Haber-Bosch reaction energy calculation 1/1
Have you correctly calculated the energies asked for? ΔE=2*E(NH3)-[E(N2)+3*E(H2)]
YES
Have you reported your answers to the correct number of decimal places?
YES
Do your energies have the correct +/- sign?
YES
Have you answered the question, Identify which is more stable the gaseous reactants or the ammonia product?
YES
Your choice of small molecule 4.5/5
Have you completed the calculation and included all relevant information?
YES
Have you added information about MOs and charges on atoms?
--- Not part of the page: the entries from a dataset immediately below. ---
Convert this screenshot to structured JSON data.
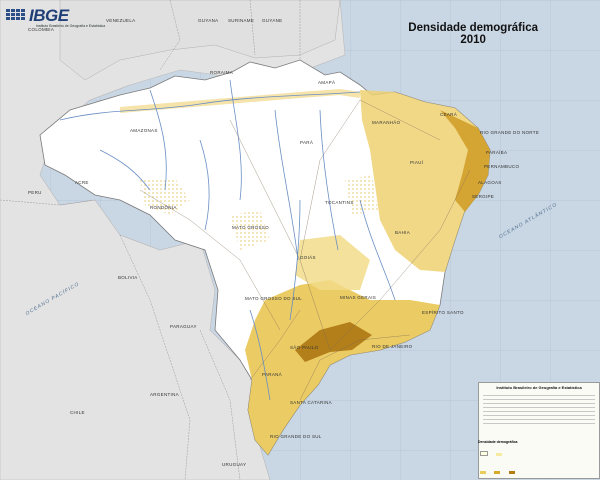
{
  "header": {
    "logo_text": "IBGE",
    "logo_subtitle": "Instituto Brasileiro de Geografia e Estatística",
    "title_line1": "Densidade demográfica",
    "title_line2": "2010"
  },
  "countries": {
    "venezuela": "VENEZUELA",
    "colombia": "COLOMBIA",
    "guyana": "GUYANA",
    "suriname": "SURINAME",
    "guyane": "GUYANE",
    "peru": "PERU",
    "bolivia": "BOLIVIA",
    "paraguay": "PARAGUAY",
    "argentina": "ARGENTINA",
    "uruguay": "URUGUAY",
    "chile": "CHILE"
  },
  "oceans": {
    "pacific": "OCEANO PACÍFICO",
    "atlantic": "OCEANO ATLÂNTICO"
  },
  "states": {
    "amazonas": "AMAZONAS",
    "para": "PARÁ",
    "mato_grosso": "MATO GROSSO",
    "rondonia": "RONDÔNIA",
    "acre": "ACRE",
    "goias": "GOIÁS",
    "tocantins": "TOCANTINS",
    "bahia": "BAHIA",
    "minas_gerais": "MINAS GERAIS",
    "mato_grosso_do_sul": "MATO GROSSO DO SUL",
    "sao_paulo": "SÃO PAULO",
    "parana": "PARANÁ",
    "santa_catarina": "SANTA CATARINA",
    "rio_grande_do_sul": "RIO GRANDE DO SUL",
    "rio_de_janeiro": "RIO DE JANEIRO",
    "espirito_santo": "ESPÍRITO SANTO",
    "ceara": "CEARÁ",
    "rio_grande_do_norte": "RIO GRANDE DO NORTE",
    "paraiba": "PARAÍBA",
    "pernambuco": "PERNAMBUCO",
    "alagoas": "ALAGOAS",
    "sergipe": "SERGIPE",
    "roraima": "RORAIMA",
    "amapa": "AMAPÁ",
    "maranhao": "MARANHÃO",
    "piaui": "PIAUÍ"
  },
  "legend": {
    "header": "Instituto Brasileiro de Geografia e Estatística",
    "classes_title": "Densidade demográfica",
    "colors": [
      "#fffde0",
      "#f6e9a0",
      "#e9cd5a",
      "#d6aa2a",
      "#b37d12",
      "#7a4e0a"
    ]
  },
  "colors": {
    "ocean": "#c9d6e4",
    "neighbors": "#e3e3e3",
    "brazil_base": "#ffffff",
    "density_low": "#f3e19a",
    "density_mid": "#e2bd45",
    "density_high": "#b88414",
    "rivers": "#6a8fc4",
    "roads": "#7d6a58"
  }
}
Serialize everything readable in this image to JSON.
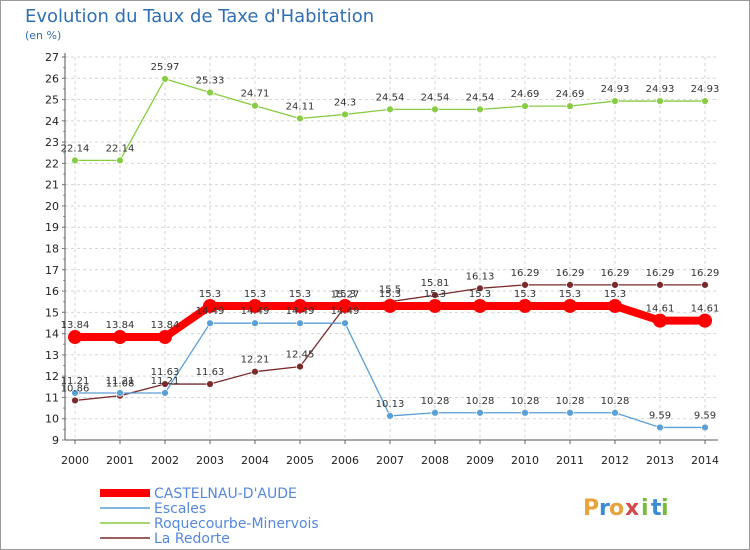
{
  "header": {
    "title": "Evolution du Taux de Taxe d'Habitation",
    "subtitle": "(en %)"
  },
  "brand": {
    "letters": [
      "P",
      "r",
      "o",
      "x",
      "i",
      "t",
      "i"
    ],
    "colors": [
      "#e8a33c",
      "#3a8ad6",
      "#e8a33c",
      "#d44a4a",
      "#79b93e",
      "#3a8ad6",
      "#79b93e"
    ]
  },
  "chart_data": {
    "type": "line",
    "x": [
      2000,
      2001,
      2002,
      2003,
      2004,
      2005,
      2006,
      2007,
      2008,
      2009,
      2010,
      2011,
      2012,
      2013,
      2014
    ],
    "x_tick_labels": [
      "2000",
      "2001",
      "2002",
      "2003",
      "2004",
      "2005",
      "2006",
      "2007",
      "2008",
      "2009",
      "2010",
      "2011",
      "2012",
      "2013",
      "2014"
    ],
    "ylim": [
      9,
      27
    ],
    "y_ticks": [
      9,
      10,
      11,
      12,
      13,
      14,
      15,
      16,
      17,
      18,
      19,
      20,
      21,
      22,
      23,
      24,
      25,
      26,
      27
    ],
    "grid": true,
    "legend_position": "bottom-left",
    "series": [
      {
        "name": "CASTELNAU-D'AUDE",
        "color": "#ff0000",
        "values": [
          13.84,
          13.84,
          13.84,
          15.3,
          15.3,
          15.3,
          15.3,
          15.3,
          15.3,
          15.3,
          15.3,
          15.3,
          15.3,
          14.61,
          14.61
        ],
        "labels": [
          "13.84",
          "13.84",
          "13.84",
          "15.3",
          "15.3",
          "15.3",
          "15.3",
          "15.3",
          "15.3",
          "15.3",
          "15.3",
          "15.3",
          "15.3",
          "14.61",
          "14.61"
        ]
      },
      {
        "name": "Escales",
        "color": "#5a9fd6",
        "values": [
          11.21,
          11.21,
          11.21,
          14.49,
          14.49,
          14.49,
          14.49,
          10.13,
          10.28,
          10.28,
          10.28,
          10.28,
          10.28,
          9.59,
          9.59
        ],
        "labels": [
          "11.21",
          "11.21",
          "11.21",
          "14.49",
          "14.49",
          "14.49",
          "14.49",
          "10.13",
          "10.28",
          "10.28",
          "10.28",
          "10.28",
          "10.28",
          "9.59",
          "9.59"
        ]
      },
      {
        "name": "Roquecourbe-Minervois",
        "color": "#88cc44",
        "values": [
          22.14,
          22.14,
          25.97,
          25.33,
          24.71,
          24.11,
          24.3,
          24.54,
          24.54,
          24.54,
          24.69,
          24.69,
          24.93,
          24.93,
          24.93
        ],
        "labels": [
          "22.14",
          "22.14",
          "25.97",
          "25.33",
          "24.71",
          "24.11",
          "24.3",
          "24.54",
          "24.54",
          "24.54",
          "24.69",
          "24.69",
          "24.93",
          "24.93",
          "24.93"
        ]
      },
      {
        "name": "La Redorte",
        "color": "#7a2a2a",
        "values": [
          10.86,
          11.08,
          11.63,
          11.63,
          12.21,
          12.45,
          15.27,
          15.5,
          15.81,
          16.13,
          16.29,
          16.29,
          16.29,
          16.29,
          16.29
        ],
        "labels": [
          "10.86",
          "11.08",
          "11.63",
          "11.63",
          "12.21",
          "12.45",
          "15.27",
          "15.5",
          "15.81",
          "16.13",
          "16.29",
          "16.29",
          "16.29",
          "16.29",
          "16.29"
        ]
      }
    ]
  }
}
You have done a good job of presenting this information, very well done! You calculated Sbf5 and in the section discussing the charge distribution you stated : 'The charge values of nitrogen are -0.626 for 3 atoms and -0.637 for 2 atoms'.This sentence does not make sense at all as the molecule is not containing nitrogen!
Independence 0.5/1
If you have finished everything else and have spare time in the lab you could: Check one of your results against the literature, or Do an extra calculation on another small molecule, or Do some deeper analysis on your results so far
You have included a discussion of a technical issue occurring in gaussian - great! However you basically summarised a discussion in an online forum. For a full mark this section should be based on your own results.